Peña pointed to two specific factors that allow some brands to become the de facto name while others retain their generic title.
1. The brand has to create or reshape a category or product type.
2. The brand cannot be bigger than the product.
If you consider the most popular genericized products, many of them were the first or best version of their particular category. Flying discs began with inventor Walter Frederick Morrison turning a Frisbie pie tin into a toy in the 1950s. Jacuzzi started out as an airplane propeller manufacturer but ultimately used the technology to create the leading commercial hot tub.
To become the go-to name for a product, Peña says, brands have to capture people’s attention. And they can do that either by being first, or by being the best.
But there’s a catch, he says, and that’s where we get the second factor. Brands can’t outshine their products and still expect the public to recognize the product as the hero. Apple is the perfect example.
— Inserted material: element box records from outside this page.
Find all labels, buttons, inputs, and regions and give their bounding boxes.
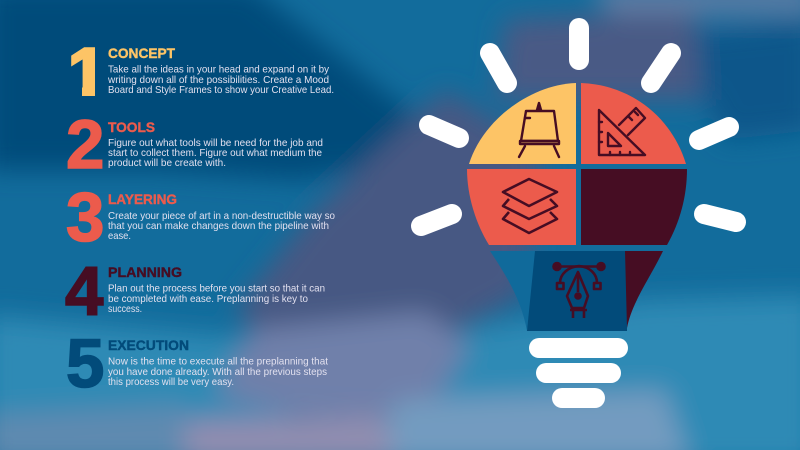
text: layering description: that you can make changes down the pipeline with [108, 221, 329, 232]
text: concept description: writing down all of the possibilities. Create a Mood [107, 75, 329, 86]
number 2: 2 [66, 106, 104, 183]
text: concept description [107, 64, 334, 96]
heading: concept: CONCEPT [108, 45, 175, 61]
icon: easel [519, 103, 559, 157]
quadrant: dark maroon [581, 169, 687, 245]
bulb neck, left [490, 251, 536, 331]
text: layering description: ease. [108, 231, 131, 242]
text: layering description: Create your piece of art in a non-destructible way so [108, 211, 335, 222]
heading: layering: LAYERING [108, 191, 177, 207]
icon: stacked layers [503, 179, 557, 233]
text: execution description: you have done already. With all the previous steps [108, 367, 327, 378]
text: planning description [108, 284, 325, 315]
icon: pen tool [554, 263, 604, 318]
text: tools description: Figure out what tools will be need for the job and [108, 138, 323, 149]
heading: tools: TOOLS [108, 119, 155, 135]
text: tools description: start to collect them. Figure out what medium the [108, 148, 322, 159]
quadrant: ruler, coral [581, 83, 686, 164]
quadrant: layers, coral [467, 169, 576, 245]
number 5: 5 [66, 325, 104, 402]
text: planning description: success. [108, 304, 142, 315]
step 3: layering [66, 178, 335, 256]
text: concept description: Take all the ideas in your head and expand on it by [108, 64, 330, 76]
heading: execution: EXECUTION [108, 337, 189, 353]
text: planning description: be completed with ease. Preplanning is key to [108, 294, 308, 305]
number 1: 1 [68, 34, 106, 111]
step 5: execution [66, 325, 328, 402]
bulb neck, maroon [625, 251, 663, 328]
text: execution description: Now is the time to execute all the preplanning that [108, 356, 328, 368]
text: tools description [108, 138, 323, 169]
bulb base bars [529, 338, 628, 408]
bulb neck, dark blue [527, 251, 628, 331]
text: layering description [108, 211, 335, 242]
bulb rays [421, 28, 736, 226]
step 1: concept [71, 47, 334, 96]
text: planning description: Plan out the process before you start so that it can [108, 284, 325, 294]
text: execution description [108, 356, 328, 388]
text: concept description: Board and Style Frames to show your Creative Lead. [108, 85, 334, 96]
light bulb [421, 28, 736, 408]
number 4: 4 [65, 252, 103, 330]
step 2: tools [66, 106, 323, 183]
text: execution description: this process will be very easy. [108, 377, 234, 388]
icon: set square and ruler [599, 108, 645, 155]
text: tools description: product will be create with. [108, 158, 226, 169]
heading: planning: PLANNING [108, 264, 182, 280]
step 4: planning [65, 252, 325, 330]
quadrant: easel, yellow [469, 83, 576, 164]
number 3: 3 [66, 178, 104, 256]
“They have been pushing the boundaries for new products and categories” for years, Peña says. As a result, Apple is its own respected brand. When the iPod came out amid a sea of generic MP3 players, people saw it as a singular product. Apple’s device was so innovative that nothing else could possibly share its name.
It’s the same reason we don’t call all tablet computers “iPads,” Peña explains. Apple was the definitive pioneer in many of its product categories, but according to public perception, Apple is larger than those products. 3M is not larger in the public imagination than Post-Its.
Companies tend not to like it when their products get genericized, even if the popularity might seem like a good thing. When people mindlessly buy generic but think they’re getting a brand, the actual brand gets diluted and the company misses out on a potential sale.
Not that customers are to blame. That’s just how branding works. Create a great product at the right time, and it can be successful. But attain a certain level of success, and suddenly the brand takes on a life of its own.